GlaxoSmithKline (GSK) recently announced positive results from the Harmony 6 phase III study, evaluating the use of albiglutide in type II diabetes patients. The company also announced that it has received data from the event driven meta-analysis conducted during the clinical trials for the assessment of cardiovascular safety.
Glaxo believes that available data is sufficient for the approval of albiglutide for the type II diabetes indication. The company plans to submit regulatory applications for albiglutide in early 2013.
The company reported encouraging results from the phase III Harmony 8 study, evaluating albiglutide versus Merck’s (MRK) Januvia (sitagliptin). Approximately 507 type II diabetes patients with renal impairment were enrolled in the study. The drugs were compared on the basis of reduction in HbA1c, an indicator of glucose level in the blood. Albiglutide showed a statistically significant reduction in HbA1c from the baseline. Results showed that the reduction in HbA1c for albiglutide and Januvia was 8.08% and 8.22%, respectively. Additionally, the rate of weight loss was higher in the albiglutide arm.
Albiglutide meta-analysis comprises the analysis of cardiovascular events observed during the 8 phase III Harmony studies and 1 phase II study. It was found that no excess cardiovascular risk was associated with the use of albiglutide.

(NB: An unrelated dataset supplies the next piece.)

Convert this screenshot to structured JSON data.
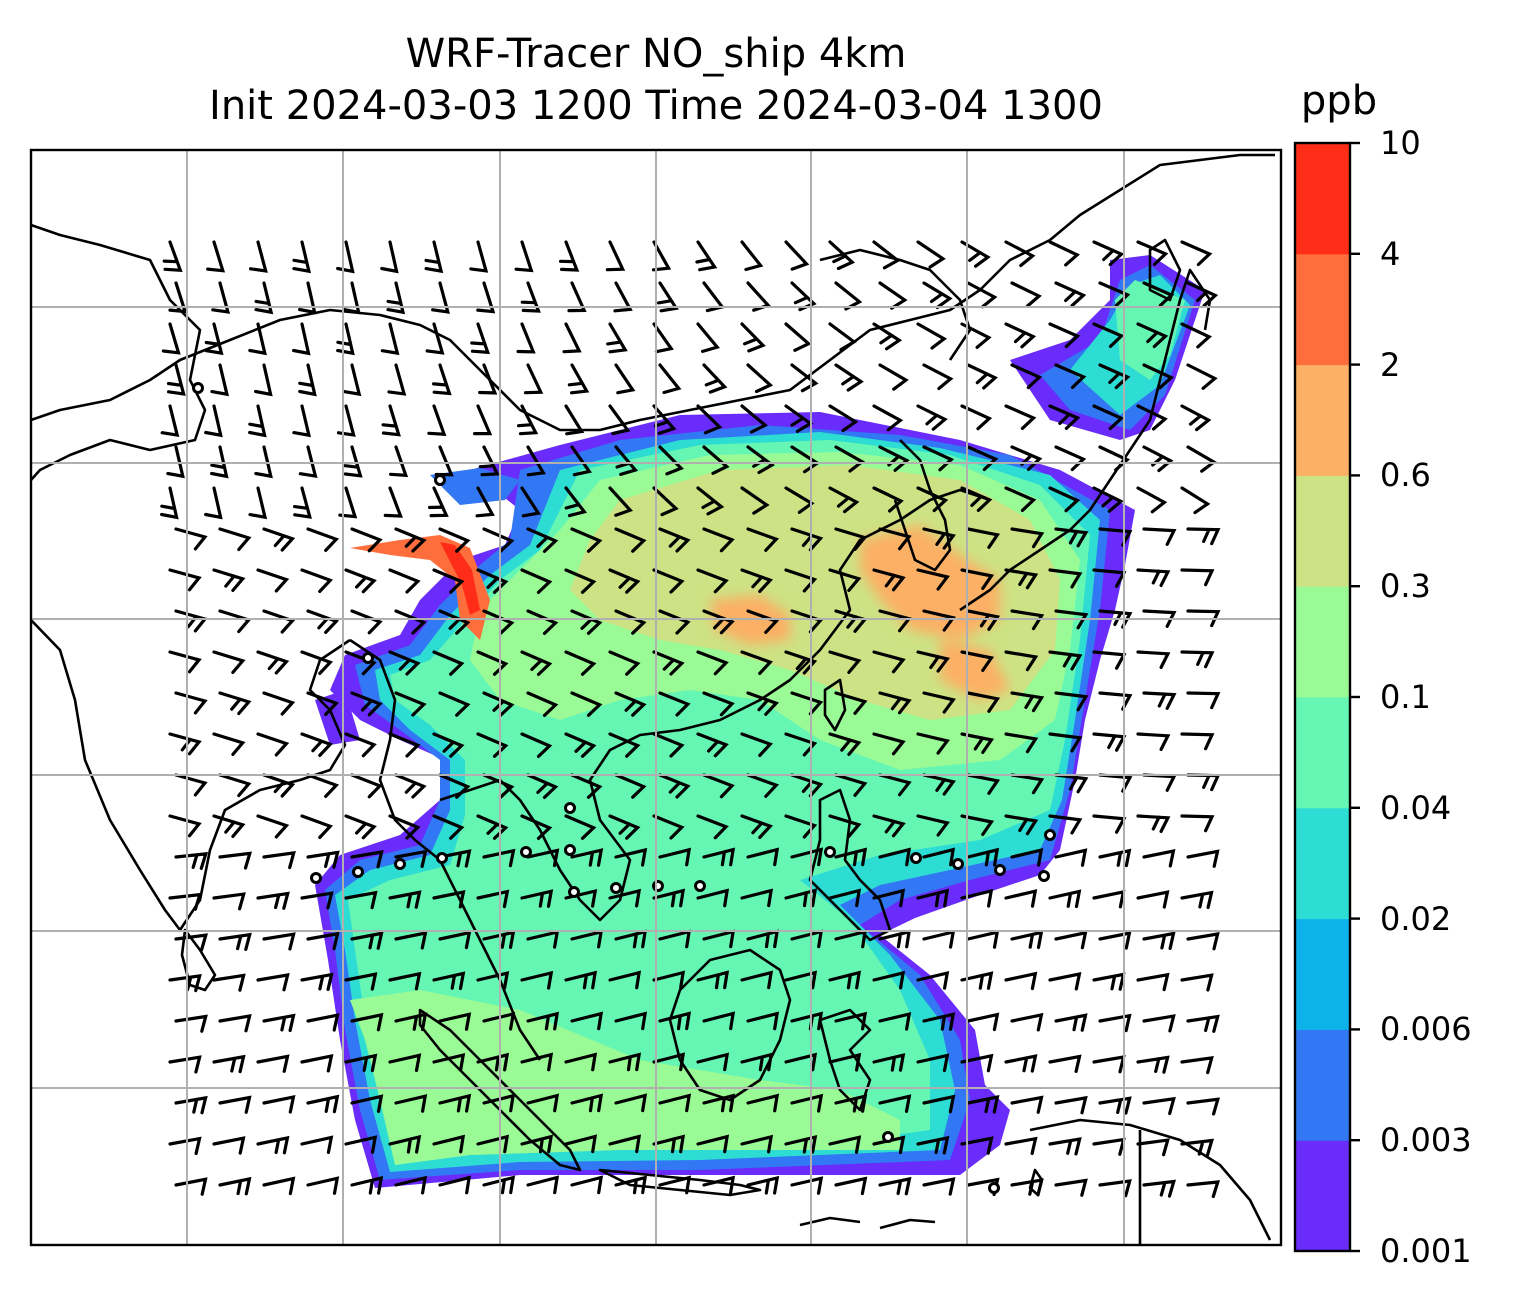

We note that Harmony 8 is the third completed study out of the 8 Harmony phase III studies. In April 2012, the company reported positive results from the phase III Harmony 6 study, evaluating the efficacy and safety of albiglutide in type II diabetes patients. The study compared albiglutide with preprandial insulin, in combination with a long-acting insulin glargine. The drugs were compared on the basis of reduction in HbA1c, an indicator of glucose level in the blood. The study met its primary endpoint of showing non-inferiority to preprandial insulin.
In contrast, earlier in November 2011, the company had announced disappointing results from the phase III Harmony 7 study. The study failed to meet its primary endpoint of showing non-inferiority to Novo Nordisk’s (NVO) Victoza (liraglutide), although albiglutide did show a statistically significant reduction in HbA1c from the baseline. Results showed that the reduction in HbA1c for albiglutide and Victoza was 0.78% and 0.99%, respectively. The rate of weight loss was lower in the albiglutide arm.
In April 2012, Glaxo announced top-line data from the other 5 Harmony studies (Harmony 1 to Harmony 5). Detailed data from these ongoing studies (expected to complete by early 2013) will not be disclosed. However, the company hinted that two year data from the studies were in line with the other completed studies and would support the regulatory filings.
We currently have a Neutral recommendation on Glaxo. The stock carries a Zacks #4 Rank (Sell rating) in the short run. A major part of Glaxo’s revenues will be exposed to generic competition as multiple drugs are scheduled to lose exclusivity in the next few years.
We expect the company’s top line as well as gross margins to remain under pressure in the coming quarters. In addition to generic competition, EU pricing pressure will continue to affect sales.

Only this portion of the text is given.